Estaba desesperado. Completamente encolerizado. ¿Cómo podía ser que tuviera tantísima buena suerte?
Y entonces llegó un día estando de campamento, en que uno de los chavales de su cabaña le aseguró que, siendo tan perfecto, no llegaría a ningún lado. Al principio, no le escuchó, pero fue tal su insistencia, que empezó por dudar y acabó incluso por creérselo.
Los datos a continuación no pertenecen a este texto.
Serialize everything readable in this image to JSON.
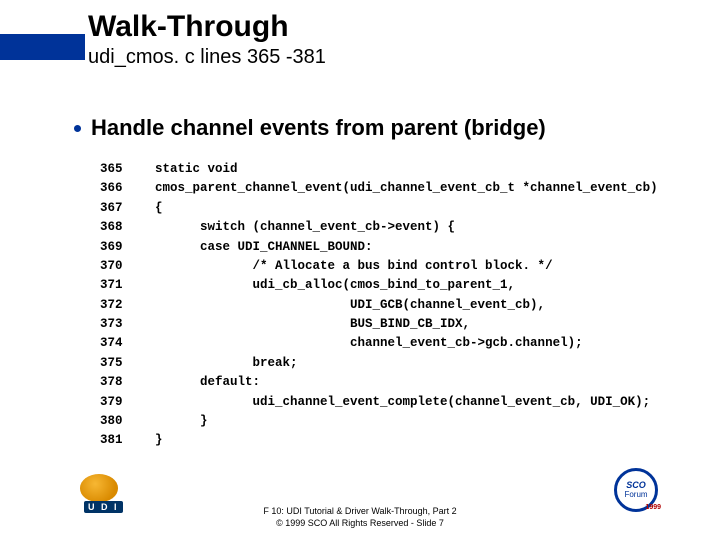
{
  "header": {
    "title": "Walk-Through",
    "subtitle": "udi_cmos. c lines 365 -381"
  },
  "bullet": {
    "text": "Handle channel events from parent (bridge)"
  },
  "code": [
    {
      "n": "365",
      "t": "static void"
    },
    {
      "n": "366",
      "t": "cmos_parent_channel_event(udi_channel_event_cb_t *channel_event_cb)"
    },
    {
      "n": "367",
      "t": "{"
    },
    {
      "n": "368",
      "t": "      switch (channel_event_cb->event) {"
    },
    {
      "n": "369",
      "t": "      case UDI_CHANNEL_BOUND:"
    },
    {
      "n": "370",
      "t": "             /* Allocate a bus bind control block. */"
    },
    {
      "n": "371",
      "t": "             udi_cb_alloc(cmos_bind_to_parent_1,"
    },
    {
      "n": "372",
      "t": "                          UDI_GCB(channel_event_cb),"
    },
    {
      "n": "373",
      "t": "                          BUS_BIND_CB_IDX,"
    },
    {
      "n": "374",
      "t": "                          channel_event_cb->gcb.channel);"
    },
    {
      "n": "375",
      "t": "             break;"
    },
    {
      "n": "378",
      "t": "      default:"
    },
    {
      "n": "379",
      "t": "             udi_channel_event_complete(channel_event_cb, UDI_OK);"
    },
    {
      "n": "380",
      "t": "      }"
    },
    {
      "n": "381",
      "t": "}"
    }
  ],
  "footer": {
    "line1": "F 10: UDI Tutorial & Driver Walk-Through, Part 2",
    "line2": "© 1999 SCO All Rights Reserved - Slide 7"
  },
  "logos": {
    "left_label": "U D I",
    "right_sco": "SCO",
    "right_forum": "Forum",
    "right_year": "1999"
  }
}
A partir de ese momento, se propuso cambiar la situación con toda su energía y se esforzó durante todo el verano en provocar un accidente: que si caerse de la bici, salir por la noche sin linterna, ir de excusión a lugares desconocidos y escarpados… Pero no hubo manera de deshacerse de su buena suerte: la bici fue directa al basurero pero él no sufrió ni un rasguño; la luna brilló tanto por las noches o más que cualquier farola del pueblo, por no hablar de la contaminación lumínica; y la montaña se llenó de senderistas haciendo que, de una forma o de otra, siempre estuviera acompañado en sus escapadas y apenas tuviera oportunidad de perderse.
La impaciencia fue abriéndose paso durante el siguiente curso, pero su situación, ya no es que empeorara, si no que iba mejorando considerablemente: sin apenas estudiar lograba notas altas e incluso le concedieron una beca para irse extranjero; por no hablar de que, casi sin darse cuenta, se había echado novia; o que, mientras sus compañeros iban sucumbiendo a los cambios emocionales propios de la adolescencia, en él solo se podía apreciar, muy de vez en cuando, un cierto enfado porque todo le saliera tan bien; no había propósito que se le desviara del camino al éxito. ¿No lo había?